The beloved palm tree, cultivated for almost 230 years at the Royal Botanic Gardens of Edinburgh (RBGE), has been discovered as a botanical mystery.
Nearly eight months after it was cut down to make way for a major restoration project at his Tropical Palm House, due diligence experts have now determined that the 60-foot treasure was not an example of the endangered Sabal bermudana.
On the other hand, if, as is now suspected, the long-lived specimen is Sabal mexicana, then it was a new species that had not yet been described to science for about 40 years after it was put on display in the 1790s.
Sadie Barber, Research Collections Manager at RBGE, said: “The palm that we had for 200 years turned out not to be what we imagined it to be.
“Now we know that our Sabal is not actually Sabal bermudana. It’s most likely Sabal mexicana, although it’s only through flowers or DNA sequencing that we’ll know for sure.
“That doesn’t make the palm any less important in terms of its historical relationship with RBGE, but it shifts the focus away from Bermuda.”

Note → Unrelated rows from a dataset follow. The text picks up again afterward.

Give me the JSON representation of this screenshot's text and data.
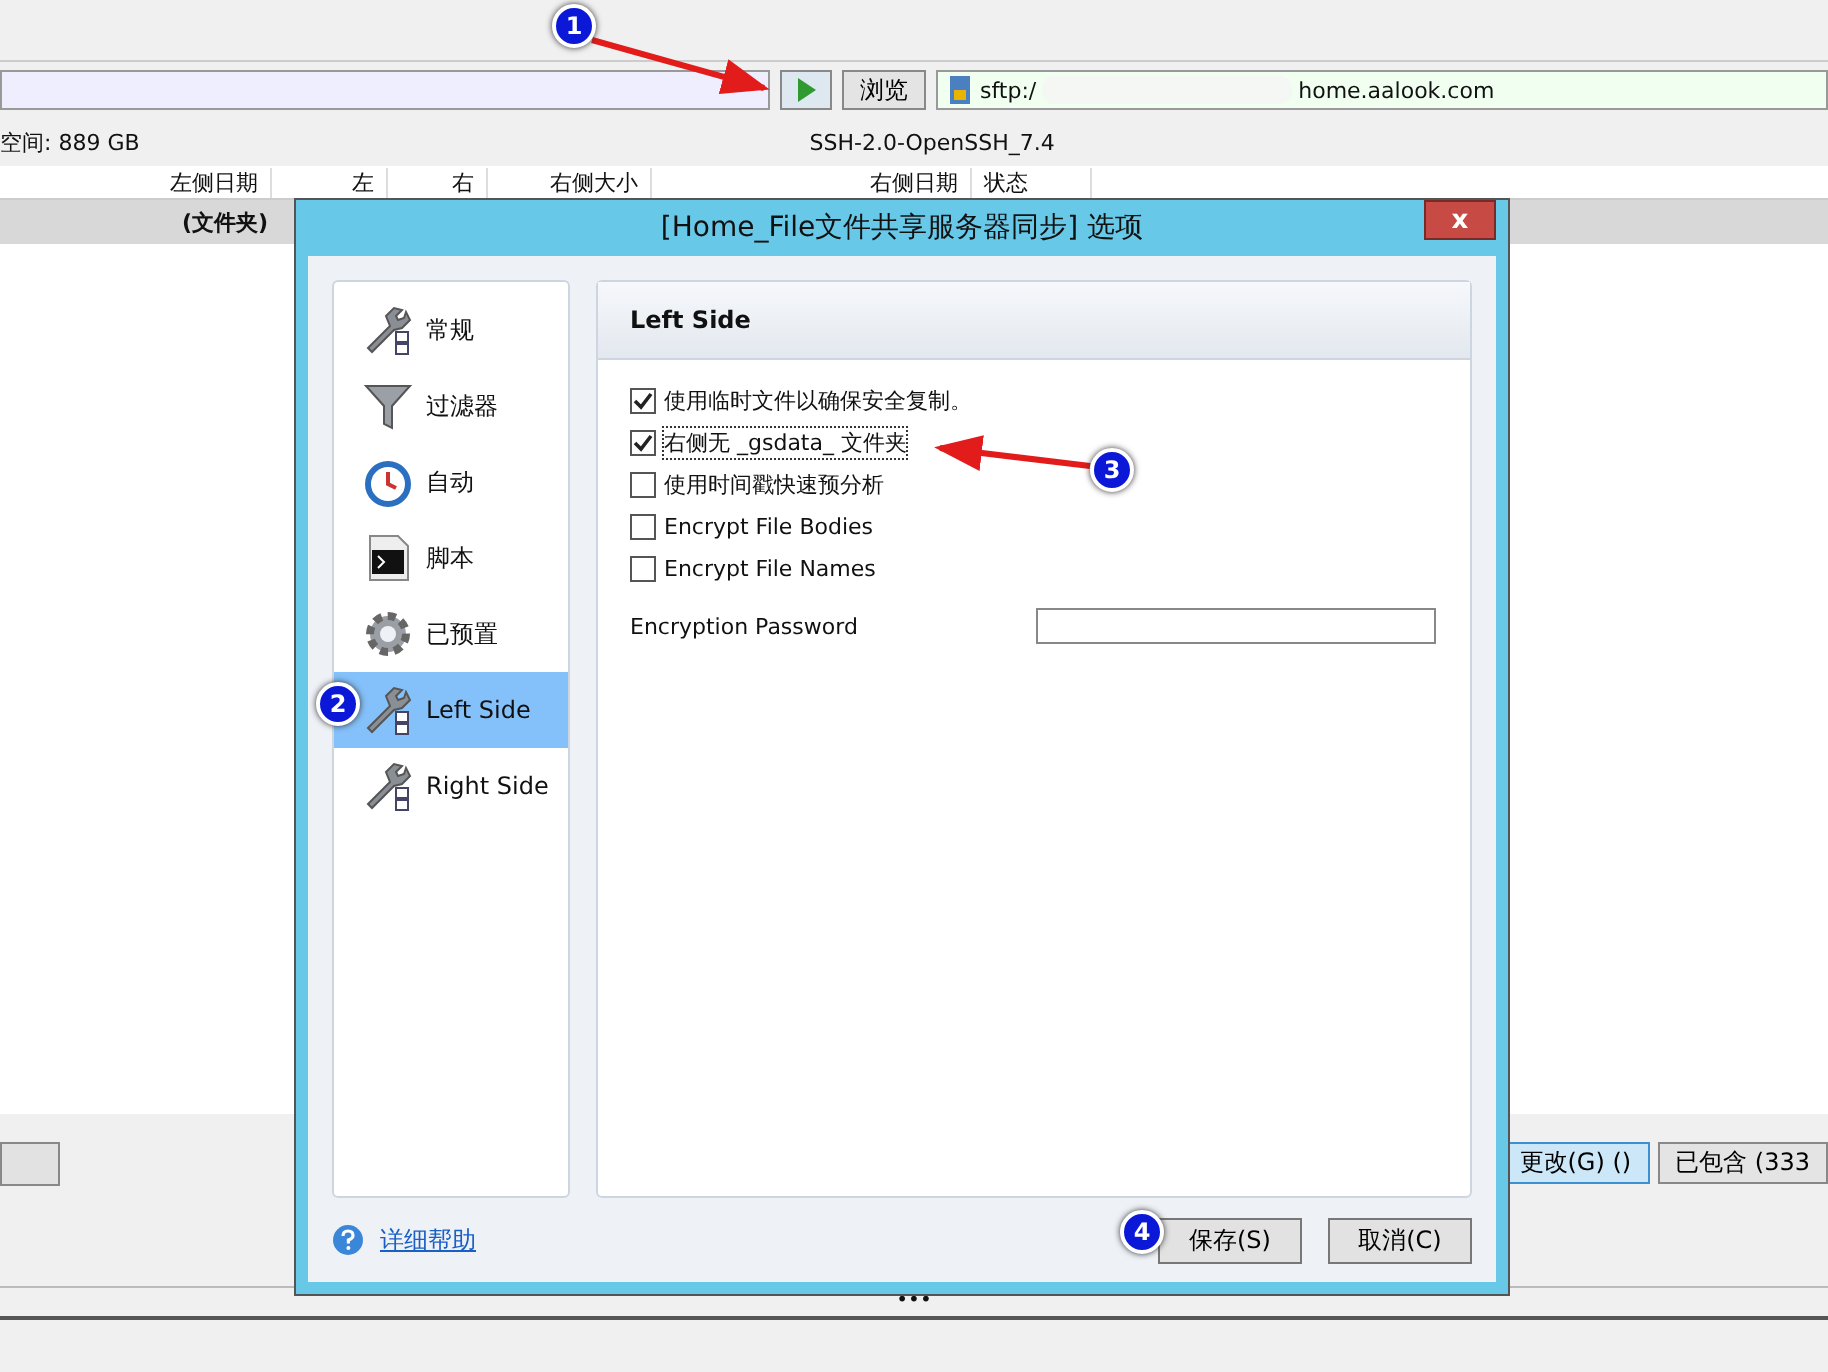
{
  "background_window": {
    "browse_button": "浏览",
    "remote_url_start": "sftp:/",
    "remote_url_end": "home.aalook.com",
    "free_space": "空间: 889 GB",
    "ssh_version": "SSH-2.0-OpenSSH_7.4",
    "columns": [
      "左侧日期",
      "左",
      "右",
      "右侧大小",
      "右侧日期",
      "状态"
    ],
    "rows": [
      {
        "name": "(文件夹)"
      }
    ],
    "bottom_buttons": [
      {
        "label": "更改(G) ()",
        "selected": true
      },
      {
        "label": "已包含 (333",
        "selected": false
      }
    ],
    "splitter": "•••"
  },
  "dialog": {
    "title": "[Home_File文件共享服务器同步] 选项",
    "close": "x",
    "nav": [
      {
        "label": "常规",
        "kind": "wrench",
        "selected": false
      },
      {
        "label": "过滤器",
        "kind": "funnel",
        "selected": false
      },
      {
        "label": "自动",
        "kind": "clock",
        "selected": false
      },
      {
        "label": "脚本",
        "kind": "terminal",
        "selected": false
      },
      {
        "label": "已预置",
        "kind": "gear",
        "selected": false
      },
      {
        "label": "Left Side",
        "kind": "wrench",
        "selected": true
      },
      {
        "label": "Right Side",
        "kind": "wrench",
        "selected": false
      }
    ],
    "panel_title": "Left Side",
    "options": [
      {
        "label": "使用临时文件以确保安全复制。",
        "checked": true
      },
      {
        "label": "右侧无 _gsdata_ 文件夹",
        "checked": true
      },
      {
        "label": "使用时间戳快速预分析",
        "checked": false
      },
      {
        "label": "Encrypt File Bodies",
        "checked": false
      },
      {
        "label": "Encrypt File Names",
        "checked": false
      }
    ],
    "password_label": "Encryption Password",
    "help_link": "详细帮助",
    "buttons": [
      "保存(S)",
      "取消(C)"
    ]
  },
  "annotations": [
    {
      "number": "1"
    },
    {
      "number": "2"
    },
    {
      "number": "3"
    },
    {
      "number": "4"
    }
  ]
}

The palm was shipped to the Port of Leith via Germany in the 1790s and originally grew on the former RBGE site at Leith Walk until the entire plant collection was moved to its current home in Inverleith in the 1820s. Thousands of plants have been removed from A. - Palm homes were listed last year to allow construction to begin on an ambitious Edinburgh Biomes project to protect the garden as a global resource for future generations.
Experts have dismantled the historic Sabal palm and the seedlings have been grown so that visitors can watch its offspring grow for “another 200 years.”
It was dissected to create a durable specimen of the Herbarium and a detailed botanical illustration was completed along with a close-up photograph to confirm the identity and create a free resource for scientists and other interested parties now and in the future.
During the documentation procedure, Scott Zona, a leading authority on the sabal family in the US, highlighted some subtle differences in the biology of the various species.
RBGE tropical botanist Dr. Axel Dalberg Poulsen said: “Using Scott’s detailed monograph of the 15 known species of the genus Sabal, I have narrowed it down to three possible species.
“Just last week Scott reviewed our evidence and we now have a clearer picture of the true identity of the flagship palm from Edinburgh’s Royal Botanic Gardens.
“This is not Sabal bermudana, as the label has long said, but quite possibly Sabal mexicana.
“The German botanist CFP von Martius described Sabal mexicana as a species only in 1838. Thus, before that, the palm tree in Botany was actually a new species.
Full verification can only be achieved with DNA sequencing or after the flowers of its offspring are collected and examined, which can take several decades for the young palms to mature.